Les candidats promettent même de recruter jusqu’à 2.500 emplois dès le départ pour faire face au manque de salariés dans certains métiers. Alors que les syndicats craignent des réductions de postes chez Bouygues dans les fonctions supports, le groupe de BTP promet de reclasser les sur-effectifs de sa branche énergie dans les autres branches de l’empire familial: la construction, le bâtiment, l’immobilier…

Le social est, à la surprise générale, l’axe principal de la stratégie du fonds Bain. Pour tenter de gommer son image de financier, qui plus est américain, il multiplie les gestes sociaux… et politique. Il propose ainsi pour Equans le statut d’"entreprise à mission" et de l’actionnariat salarié à hauteur de 1% ou 2% au départ et jusqu’à 5% dans cinq ans. Deux éléments clés de la loi Pacte, votée par Bruno Le Maire. Un signe fort pour convaincre le ministre de l’Economie de choisir leur offre.

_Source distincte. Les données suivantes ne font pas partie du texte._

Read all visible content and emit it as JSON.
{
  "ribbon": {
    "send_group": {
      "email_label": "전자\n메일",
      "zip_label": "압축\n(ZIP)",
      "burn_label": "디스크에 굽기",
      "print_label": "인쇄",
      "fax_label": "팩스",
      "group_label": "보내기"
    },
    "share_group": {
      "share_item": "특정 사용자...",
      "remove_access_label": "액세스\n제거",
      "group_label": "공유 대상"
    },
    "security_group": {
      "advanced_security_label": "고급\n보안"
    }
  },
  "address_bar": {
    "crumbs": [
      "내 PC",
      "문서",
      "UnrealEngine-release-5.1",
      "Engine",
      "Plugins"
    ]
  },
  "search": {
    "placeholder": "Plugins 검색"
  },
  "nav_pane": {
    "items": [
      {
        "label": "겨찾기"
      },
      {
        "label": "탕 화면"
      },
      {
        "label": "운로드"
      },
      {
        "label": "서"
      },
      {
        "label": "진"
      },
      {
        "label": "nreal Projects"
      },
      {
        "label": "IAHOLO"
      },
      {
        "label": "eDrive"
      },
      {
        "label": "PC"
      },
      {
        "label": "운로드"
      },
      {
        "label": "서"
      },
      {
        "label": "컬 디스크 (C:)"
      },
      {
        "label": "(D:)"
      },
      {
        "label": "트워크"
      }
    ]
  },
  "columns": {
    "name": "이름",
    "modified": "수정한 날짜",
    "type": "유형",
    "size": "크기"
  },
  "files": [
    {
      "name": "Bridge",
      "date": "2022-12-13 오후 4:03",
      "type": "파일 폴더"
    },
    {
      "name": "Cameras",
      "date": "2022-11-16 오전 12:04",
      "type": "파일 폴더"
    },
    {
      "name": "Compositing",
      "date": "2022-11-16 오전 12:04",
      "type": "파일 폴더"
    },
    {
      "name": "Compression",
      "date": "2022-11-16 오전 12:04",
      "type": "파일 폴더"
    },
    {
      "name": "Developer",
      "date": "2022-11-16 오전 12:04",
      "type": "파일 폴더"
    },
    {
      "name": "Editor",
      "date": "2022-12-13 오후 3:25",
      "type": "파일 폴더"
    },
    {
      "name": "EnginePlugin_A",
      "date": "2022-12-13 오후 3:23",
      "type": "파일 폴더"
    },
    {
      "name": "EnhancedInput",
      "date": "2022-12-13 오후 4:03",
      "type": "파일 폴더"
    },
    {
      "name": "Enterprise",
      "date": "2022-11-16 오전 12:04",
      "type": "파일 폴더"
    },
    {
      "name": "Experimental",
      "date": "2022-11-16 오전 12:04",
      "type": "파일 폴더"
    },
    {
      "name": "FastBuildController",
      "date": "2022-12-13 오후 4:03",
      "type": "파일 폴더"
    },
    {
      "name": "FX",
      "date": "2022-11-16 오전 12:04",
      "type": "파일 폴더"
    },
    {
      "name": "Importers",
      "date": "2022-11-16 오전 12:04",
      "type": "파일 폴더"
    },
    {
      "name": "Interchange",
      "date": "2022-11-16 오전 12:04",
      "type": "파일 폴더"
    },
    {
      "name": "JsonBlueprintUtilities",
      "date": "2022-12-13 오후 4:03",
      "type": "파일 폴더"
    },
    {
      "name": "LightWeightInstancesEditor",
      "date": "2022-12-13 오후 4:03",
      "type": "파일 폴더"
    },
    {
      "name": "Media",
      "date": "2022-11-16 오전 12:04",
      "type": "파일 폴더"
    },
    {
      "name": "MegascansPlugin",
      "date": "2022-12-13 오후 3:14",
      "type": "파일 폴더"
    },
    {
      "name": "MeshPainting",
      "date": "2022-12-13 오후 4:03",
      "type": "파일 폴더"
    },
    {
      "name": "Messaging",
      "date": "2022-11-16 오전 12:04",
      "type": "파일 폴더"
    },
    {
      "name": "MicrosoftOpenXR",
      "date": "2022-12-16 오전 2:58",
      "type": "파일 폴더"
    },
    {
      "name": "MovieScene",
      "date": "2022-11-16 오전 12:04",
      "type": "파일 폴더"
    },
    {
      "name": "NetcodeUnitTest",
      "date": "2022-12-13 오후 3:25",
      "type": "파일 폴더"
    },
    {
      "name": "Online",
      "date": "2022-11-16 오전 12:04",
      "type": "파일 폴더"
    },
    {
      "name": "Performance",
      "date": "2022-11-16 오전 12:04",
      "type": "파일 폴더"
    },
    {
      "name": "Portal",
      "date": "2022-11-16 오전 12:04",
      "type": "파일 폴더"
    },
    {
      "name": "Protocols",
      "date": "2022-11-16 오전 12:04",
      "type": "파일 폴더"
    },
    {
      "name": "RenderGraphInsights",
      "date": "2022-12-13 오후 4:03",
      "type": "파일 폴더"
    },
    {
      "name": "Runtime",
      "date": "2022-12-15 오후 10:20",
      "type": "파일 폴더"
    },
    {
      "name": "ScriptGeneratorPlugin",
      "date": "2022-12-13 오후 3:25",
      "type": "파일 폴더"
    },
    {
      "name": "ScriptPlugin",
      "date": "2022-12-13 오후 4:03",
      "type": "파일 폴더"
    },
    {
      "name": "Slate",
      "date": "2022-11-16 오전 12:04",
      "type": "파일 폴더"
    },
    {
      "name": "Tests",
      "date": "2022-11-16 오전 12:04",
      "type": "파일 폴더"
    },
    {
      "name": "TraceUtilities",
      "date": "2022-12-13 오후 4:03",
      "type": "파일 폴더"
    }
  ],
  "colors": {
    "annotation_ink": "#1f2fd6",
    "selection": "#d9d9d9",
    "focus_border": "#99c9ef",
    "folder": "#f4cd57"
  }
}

Tous promettent aussi de maintenir les statuts et avantages sociaux des salariés d’Equans. Un avantage à Bouygues qui laissera Equans absorber ses activités de services à l’énergie et à Bain qui n’a pas de fusion à mener. Engie devrait choisir le repreneur dans un mois après le dépôt des deuxièmes offres le 2 novembre. Une fois qu’il aura poussé le prix de vente au maximum, nul doute qu’Engie jouera encore un peu plus la concurrence entre les candidats. Un "troisième tour social" en perspective.